HLA genes are among the most variable of all genes. There are ten or more major variants of each HLA gene, and most have more than 100 variants. Because these genes are so variable, any two humans (other than identical twins) are almost certain to have a different set of them. Because the alleles are codominant, having different HLA alleles expands the range of pathogens that our immune systems can deal with. Natural selection therefore favors diversification of the HLA genes, and some alleles, though rare, have been preserved for a long time. In fact, some are 30 million years old, considerably older than Homo sapiens. That is to say, there are HLA alleles in humans that are more similar to an allele in an orangutan than to other human alleles at that locus. Selection favoring HLA diversity— a selective pressure stemming from infectious disease—has existed more or less continuously for tens of millions of years. This is why even small populations in the Old World retain high HLA diversity.

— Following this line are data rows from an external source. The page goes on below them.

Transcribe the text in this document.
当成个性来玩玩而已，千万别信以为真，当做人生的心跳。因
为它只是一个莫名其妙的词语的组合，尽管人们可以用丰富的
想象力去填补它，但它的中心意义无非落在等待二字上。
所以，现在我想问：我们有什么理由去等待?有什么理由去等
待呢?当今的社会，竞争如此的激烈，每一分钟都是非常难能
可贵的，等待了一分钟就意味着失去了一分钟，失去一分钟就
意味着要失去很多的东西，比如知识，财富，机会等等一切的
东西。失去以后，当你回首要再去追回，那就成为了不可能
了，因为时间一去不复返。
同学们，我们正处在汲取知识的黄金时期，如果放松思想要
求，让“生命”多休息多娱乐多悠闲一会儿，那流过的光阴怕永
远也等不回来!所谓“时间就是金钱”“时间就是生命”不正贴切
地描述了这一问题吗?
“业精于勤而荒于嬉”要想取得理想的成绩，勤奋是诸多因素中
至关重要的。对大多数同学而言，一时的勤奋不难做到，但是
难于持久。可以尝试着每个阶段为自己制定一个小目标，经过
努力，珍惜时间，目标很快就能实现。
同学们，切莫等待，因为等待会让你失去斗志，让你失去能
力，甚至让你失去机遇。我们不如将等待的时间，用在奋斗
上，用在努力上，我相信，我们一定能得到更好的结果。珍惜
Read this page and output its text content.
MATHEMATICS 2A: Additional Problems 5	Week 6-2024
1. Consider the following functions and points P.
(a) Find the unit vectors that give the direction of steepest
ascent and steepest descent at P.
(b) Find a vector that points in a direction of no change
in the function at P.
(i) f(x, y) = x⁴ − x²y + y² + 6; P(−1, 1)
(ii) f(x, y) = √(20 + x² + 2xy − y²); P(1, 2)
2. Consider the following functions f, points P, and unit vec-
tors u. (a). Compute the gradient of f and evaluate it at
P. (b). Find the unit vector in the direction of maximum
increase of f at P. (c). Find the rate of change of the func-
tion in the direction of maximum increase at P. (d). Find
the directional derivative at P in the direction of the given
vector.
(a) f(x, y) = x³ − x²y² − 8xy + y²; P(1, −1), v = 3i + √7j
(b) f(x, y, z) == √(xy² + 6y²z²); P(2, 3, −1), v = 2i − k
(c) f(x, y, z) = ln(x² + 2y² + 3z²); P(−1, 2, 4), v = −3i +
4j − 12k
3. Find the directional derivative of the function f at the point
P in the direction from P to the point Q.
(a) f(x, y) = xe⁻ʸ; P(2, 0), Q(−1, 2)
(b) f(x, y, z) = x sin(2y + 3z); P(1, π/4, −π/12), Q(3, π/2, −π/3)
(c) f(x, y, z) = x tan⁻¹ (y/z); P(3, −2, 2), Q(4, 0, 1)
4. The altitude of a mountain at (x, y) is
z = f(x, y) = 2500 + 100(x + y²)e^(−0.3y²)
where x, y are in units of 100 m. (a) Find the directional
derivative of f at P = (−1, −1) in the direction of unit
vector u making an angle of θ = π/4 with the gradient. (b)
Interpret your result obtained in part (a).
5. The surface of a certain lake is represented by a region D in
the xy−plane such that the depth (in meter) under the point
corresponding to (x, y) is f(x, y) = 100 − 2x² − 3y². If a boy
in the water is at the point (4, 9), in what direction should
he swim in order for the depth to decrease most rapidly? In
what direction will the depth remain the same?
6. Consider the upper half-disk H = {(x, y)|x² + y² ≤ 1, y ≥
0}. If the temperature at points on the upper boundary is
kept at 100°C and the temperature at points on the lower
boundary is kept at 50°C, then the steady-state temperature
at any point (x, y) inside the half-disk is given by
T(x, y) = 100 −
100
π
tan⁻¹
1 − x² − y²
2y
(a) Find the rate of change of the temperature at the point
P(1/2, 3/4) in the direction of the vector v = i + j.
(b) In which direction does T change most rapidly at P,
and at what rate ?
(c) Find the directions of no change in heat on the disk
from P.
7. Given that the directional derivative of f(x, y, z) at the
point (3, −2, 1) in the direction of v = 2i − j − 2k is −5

But Amerindians didn't have that diversity. Many tribes have a single HLA allele with a frequency of over 50 percent.2
Different tribes have different predominant alleles: It seems as if the frequencies of HLA alleles have drifted randomly in the New World, which hasn't happened since the Miocene in the Old World. A careful analysis of global HLA diversity confirms continuing diversifying selection on HLA in most human populations but finds no evidence of any selection at all favoring diversity in
HLA among Amerindians.3
And if infectious disease was so unimportant among Amerindians, selection most likely favored weaker immune systems, because people with weaker immune systems would be better able to avoid autoimmune disorders, in which the immune system misfires and attacks some organ or tissue. Type 1 diabetes, in which the immune system attacks the pancreatic cells that make insulin, and multiple sclerosis, where it attacks the myelin sheaths of the central nervous system, are well- known examples—both are rare among Amerindians. A less vigorous immune system would have been an advantage under those conditions.
So, there is every reason to think that the inhabitants of the Americas were not just behind the immunological times: While the Old Worlders were experiencing intense selection for increased resistance to infectious disease, the Amerindians were actually becoming more vulnerable. They were adapted to the existing circumstances, but not to the coming collision with the Old World.
These long-term differences in selection pressures had dramatic consequences when Columbus brought the Old and New Worlds into regular contact. Eurasian infectious diseases such as smallpox, measles, diphtheria, whooping cough, leprosy, and bubonic plague were introduced to the Americas in short order. In tropical and subtropical areas, they were eventually joinedby yellow fever, dengue fever, falciparum malaria, lymphatic fi- lariasis, schistosomiasis, and onchocerciasis (river blindness), most of which came from Africa. Relatively few pathogens, however, traveled in the other direction, from the Americas to the Old World. Syphilis4 and tungiasis (a flea that burrows into the skin) are the only human pathogens we are aware of that originated in the New World and have spread to the Old, although there may be others we haven't yet recognized—for example, some epidemiologists suspect that rheumatoid arthritis is caused by a cryptic New World pathogen.